Every business has to keep track of money flow, but there's more than one way to do it. Review the basics before you decide what is appropriate for your business.
Cash method of accounting
In this system, you record income as it's received and expenses as they're paid. You don't make a note of any invoices or bills you send, but instead record income when you actually have the money in hand. If your business makes less than $25 million in sales a year and doesn't sell merchandise directly to consumers, cash accounting might be the best choice for you. It's a simple system, similar to how you might track your personal finances.
If your business doesn't maintain large inventories, cash accounting is convenient and reliable, allowing management to keep tabs on revenue and expenses without a great deal of bookkeeping. You don't have to pay income tax on any money that hasn't been received yet, helping improve cash flow and ensuring that your business has funds available for tax payments. If you're a sole proprietorship or a very small business, this keeps your business afloat when cash flow is restricted.
Of course, there are disadvantages. It's hard to tell whether high cash flow in a particular month is a result of work done in that month or you're receiving delayed revenue from a previous month. And there are no records of accounts receivable or accounts payable, creating difficulties when you don't receive immediate payment or have outstanding bills.

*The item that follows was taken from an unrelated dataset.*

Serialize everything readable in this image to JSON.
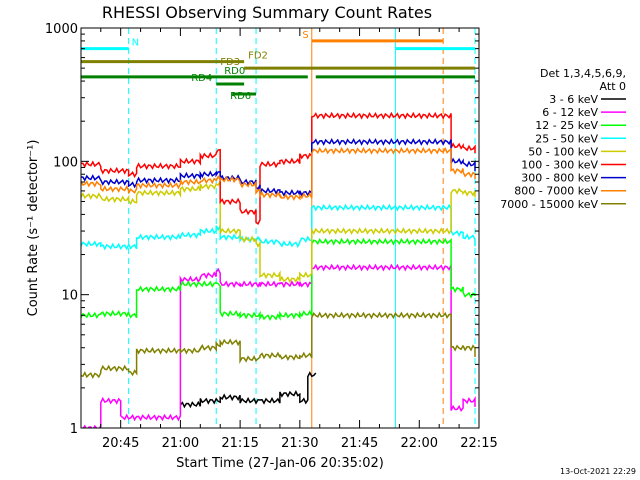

Also, it doesn't conform to generally accepted accounting principles, the standard framework that accountants must adhere to when preparing financial statements. If your business really takes off, you'll have to update your accounting practices. If you think you could get larger, then you should consider the accrual method.
Accrual method of accounting
This system provides a clearer picture of a company's overall finances. The business records income when it is earned and expenses when they are billed, no matter when the money is received. This gives business owners a longer-term view of how the company is faring, showing how much money it's earned and spent in a specific time and providing a clearer gauge of when business speeds up or slows down.
Even though it requires more intensive bookkeeping, accrual accounting gives owners a more realistic idea of income and expenses over a specific time, providing a better understanding of consumer spending habits and allowing you to better plan for peak months. Its complexity may mean you need some bookkeeping help, either in-house or outsourced.
Also, the system may give an inaccurate picture of your short-term financial situation. You'll have to track cash flow separately to make sure you can cover bills month to month because accrual accounts for money that hasn't come in yet. Indeed, you need very careful bookkeeping practices; your books could show a large amount of revenue when your bank account is empty.
Which method you choose is ultimately a management decision, depending on your business goals, the resources you have available, and your firm's size and financial requirements. It's wise to speak with an accountant and tax professional in your decision-making process.